With the European Union and the United States announcing the renewal of their sanctions against Russia at the Group of Seven summit, Russia has been linked to another form of backing separatists in eastern Ukraine, besides its direct military support.
The New York Times has conducted its examination, which found a great number of evidence of financial support of pro-Russian rebels in eastern Ukraine from Russia’s territory.
It has been long known that there are numerous organizations that conduct online campaigns to raise money for the war in eastern Ukraine. And while there are many organizations that carry out money laundering or theft operations under the disguise of ‘helping the good fighters of Novorossiya’ (as the pro-Russian rebels like to call their self-proclaimed ‘state’), most of the organizations actually transfer the money to kill more Ukrainian soldiers and, as it is believed by Ukrainian and Western authorities, for shelling civilians.
Putin and his government, for their part, are not that eager to stop the illegal fund raising campaigns, thus giving their tacit support. And it is not a surprise since Putin’s regime is believed to fully support and equip the rebels: through both military and financial means.
One of the ways Russian government is supplying its military equipment to the rebels operating in eastern Ukraine is through numerous humanitarian aid convoys. The similar pattern goes for the fund raising organizations: most of them claim that their mission is purely humanitarian, however there are some groups that vow to help equip rebel forces out in the open.
Beware: US and EU financial institutions are at risk
The organizations mostly rely on social media websites, including YouTube and VK – the Russian version of Facebook – to spread the word about donations that are usually transferred through state-owned banks in Russia as well as ATMs owned by a company called QIWI that is affiliated with Visa and traded on the Nasdaq.
Most of the donations come from Russia, but the organizations managed to muster up funds from abroad through large American and European financial institutions, including banks and companies like Western Union and PayPal.
And with these terrorist groups – as they are deemed by the Ukrainian – being under international sanctions and investigations, the fund raising creates certain legal risks for the companies that contribute to such operations. Furthermore, the organizations have gotten smart due to the sanctions and are frequently changing their names and redirecting donations to new accounts to keep the money flowing, according to The New York Times.
Does Russia encourage the fund raising to kill the Ukrainians?
Putin, who continues fueling the eastern Ukrainian conflict that has killed more than 6,400 people, has repeatedly insisted that the rebels have nothing to do with the Kremlin, and are part of a homegrown opposition movement. However, there has been a great number of evidence that proved Russia’s clear involvement in the conflict. In late May, two Russian special military unit soldiers were captured by the Ukrainians and charged with terrorism. Russia kept its comments to a minimum and said that the two men were former military soldiers.

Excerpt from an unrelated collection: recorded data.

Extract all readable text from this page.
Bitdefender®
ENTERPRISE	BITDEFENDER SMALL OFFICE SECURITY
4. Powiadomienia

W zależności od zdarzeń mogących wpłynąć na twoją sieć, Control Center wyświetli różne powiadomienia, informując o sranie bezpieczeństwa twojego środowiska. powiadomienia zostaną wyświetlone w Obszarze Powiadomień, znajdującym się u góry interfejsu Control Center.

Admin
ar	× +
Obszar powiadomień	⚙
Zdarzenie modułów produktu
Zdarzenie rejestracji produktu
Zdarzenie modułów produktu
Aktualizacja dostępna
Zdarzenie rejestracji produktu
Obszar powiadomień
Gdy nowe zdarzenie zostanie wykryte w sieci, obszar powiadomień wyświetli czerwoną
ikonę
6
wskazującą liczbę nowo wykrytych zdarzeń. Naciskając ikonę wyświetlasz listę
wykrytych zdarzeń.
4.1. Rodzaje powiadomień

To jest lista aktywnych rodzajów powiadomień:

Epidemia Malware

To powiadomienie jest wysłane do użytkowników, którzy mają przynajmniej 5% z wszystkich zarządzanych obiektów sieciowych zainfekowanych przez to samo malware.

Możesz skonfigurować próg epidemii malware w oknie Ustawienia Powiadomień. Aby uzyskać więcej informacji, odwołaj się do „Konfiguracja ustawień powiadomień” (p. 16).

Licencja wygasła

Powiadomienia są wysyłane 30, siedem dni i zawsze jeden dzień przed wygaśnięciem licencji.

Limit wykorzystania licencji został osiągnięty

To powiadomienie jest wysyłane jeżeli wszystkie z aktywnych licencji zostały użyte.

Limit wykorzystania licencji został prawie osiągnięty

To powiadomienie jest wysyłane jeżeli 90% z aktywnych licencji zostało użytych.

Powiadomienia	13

It would be even harder to prove the official Kremlin involvement in the fund raising as it is all kept highly secretive and discreet. However, it doesn’t take to be a genius to understand Russia’s clear involvement in that matter. What is unclear is how extensive the network is and how much money is flowing from Russia to the rebels. According to The Times, the separatists group claim in social media that they have raised millions of dollars.
One of the fund-raising groups, Save the Donbass, announced in May to have raised $1.3 million in donations through Sberbank, Russia’s largest bank, and other payment systems, including QIWI. Another organization called the Humanitarian Battalion of Novorossiya announced to have raised $213,000 since its founding in May 2014.
What is interesting is the fact that Putin’s government strictly regulates and monitors all nongovernmental organizations in order to prevent and ban any ‘damaging’ opposition political activity and yet it has done absolutely nothing to even come close to investigating these fund raising organizations, let alone banning them.
“Anyone in Russia who wants to provide assistance to the D.P.R. [Donetsk People’s Republic] and the L.P.R. [Luhansk People’s Republic] is encouraged by and gets support from the Russian government,” The New York Times quoted John E. Herbst, a former American ambassador to Ukraine, who is now at the Atlantic Council in Washington.
PayPal could get in trouble
According to The New York Times’ examination, at least five of the organizations raised funds through PayPal, the online payment company based in California that is now owned by eBay. And PayPal could get in trouble for that in case the company comes under the investigation. PayPal has already faced legal trouble for completing financial transactions in Iran, Sudan and Cuba, and recently paid about $7.7 million in penalties.
However, when asked about the organizations that sponsor pro-Russian rebels, a PayPal spokeswoman, Sarah Frueh, said none of the accounts were valid. She refused to give any further information or respond to additional questions on the matter.
It remains unclear how much money have flown into Ukraine from abroad – mostly from Russia – to keep the conflict fueled. But it can be said for certain that Russian government is not interested in ‘closing the valve’.